Entre as razões, está uma suposta transferência não justificada à Center Med. A empresa é também investigada pela PF num caso levado ao STF após agentes localizarem diálogos em que um suposto sócio oculto e o deputado federal Cleber Verde (MDB-MA) mencionariam valores de emendas a municípios.
“Apresentei ao STF as informações que acredito serem esclarecedoras sobre as emendas mencionadas”, afirmou à Folha o deputado. Cleber Verde disse que as emendas “foram enviadas para ajudar no atendimento e ampliação das ações de saúde nos municípios mencionados”.
A Center Med negou irregularidades, disse que não participa da inserção de dados do SUS e afirmou que foi regularmente contratada para fornecimento de materiais.
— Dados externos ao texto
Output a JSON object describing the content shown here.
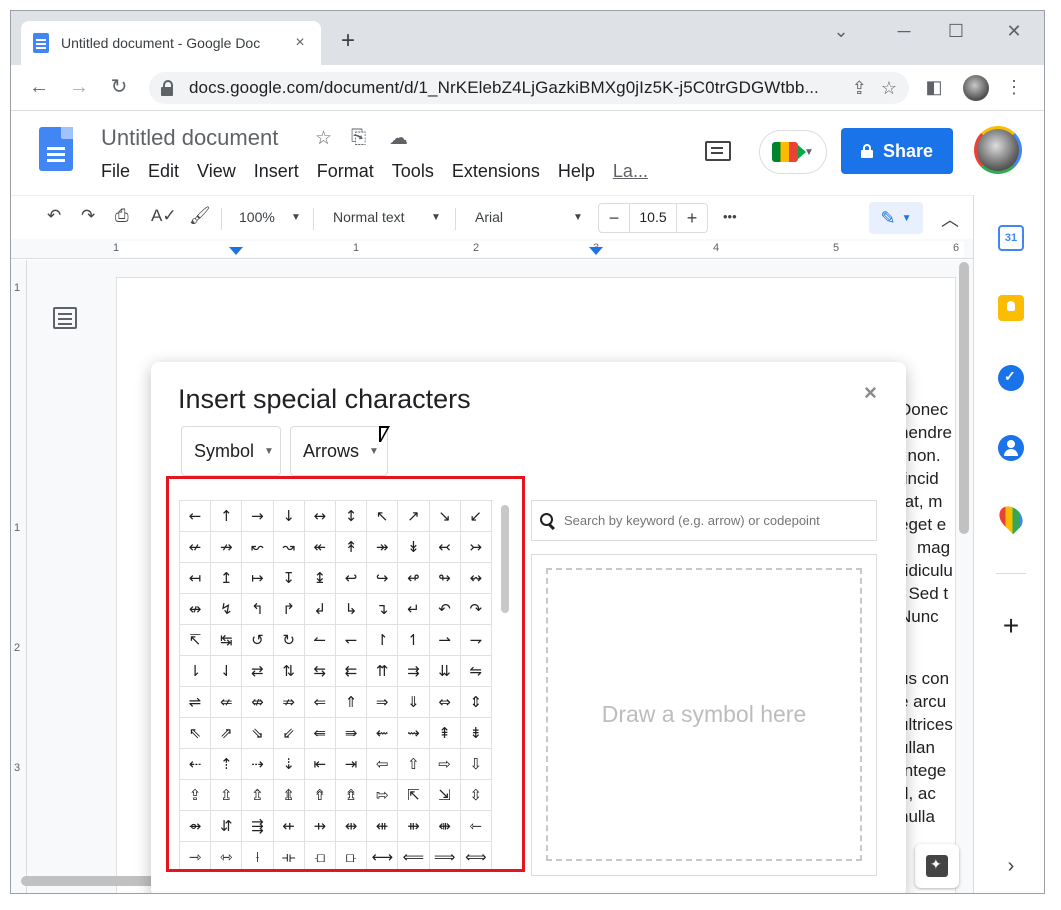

As apurações do Ministério da Saúde se concentraram no Maranhão e foram abertas por pedido do MPF (Ministério Público Federal), que se debruçou sobre o tema após reportagens da revista Piauí, em 2022.
A lista de auditorias que envolvem emendas foi obtida pela Folha pela Lei de Acesso à Informação. O governo federal afirma que R$ 12,19 milhões já foram devolvidos. Em outros casos, o ministério levou a cobrança ao TCU (Tribunal de Contas da União) ou ainda avalia novos argumentos dos municípios.
Em nota, o Ministério da Saúde disse que retomou auditorias presenciais em 2023 e que atua em conjunto com órgãos de controle. “O total auditado no ano passado está na ordem de R$ 8 bilhões”, disse a pasta.
Dos 51 relatórios, 23 são de municípios do Maranhão. Como revelou a Folha, a Saúde também cobra R$ 6,8 milhões do Amapá, que não conseguiu comprovar ter feito 720 mil radiografias de tórax no mesmo ano em hospital com apenas dois aparelhos funcionando.
São Paulo é o segundo estado com mais auditorias que resultaram em cobrança de devolução de verba federal. O governo federal tenta recuperar R$ 1,8 milhão de cinco cidades.
As supostas irregularidades avaliadas pelas auditorias se deram principalmente de 2019 a 2022, período em que explodiu a verba de emendas nas mãos do Congresso.
Há também casos, como o de Nova Luzitânia (SP), em que o ministério entendeu que a produção não foi comprovada de 2018 permitiu ao município receber R$ 662 mil em verbas irregulares de emendas nos anos seguintes.
Municípios negam irregularidades
Municípios cobrados pelo ministério negam irregularidades e dizem que aprimoraram o processo de registro dos dados do SUS.
A Prefeitura de Vitorino Freire disse que a produção ambulatorial questionada “efetivamente ocorreu” e citou alta demanda pela pandemia da Covid-19. O município ainda culpa uma empresa terceirizada por falhas e diz que devolveu à União R$ 4,6 milhões após acordo com o MPF.
Em nota, o MPF disse que o acordo não impede que a União busque ressarcimentos adicionais.
O deputado Juscelino Filho disse que o inquérito relacionado à Operação Hygeia “não guarda qualquer relação” com as suas emendas e que cabe aos municípios a execução das verbas.
A Prefeitura de Caxias (MA) disse que ainda não há decisão sobre o valor cobrado pela auditoria e que não concorda totalmente com o relatório. Durante a auditoria, o município disse que a União também era responsável por fiscalizar os repasses. “Quem autoriza o pagamento desses recursos? Eles não despencam do universo”, disse o governo municipal para o DenaSUS.
Já Lago dos Rodrigues (MA) declarou que ainda não foi notificado sobre a cobrança do ministério e culpou a gestão anterior por eventuais irregularidades. Os outros municípios citados na reportagem não se manifestaram.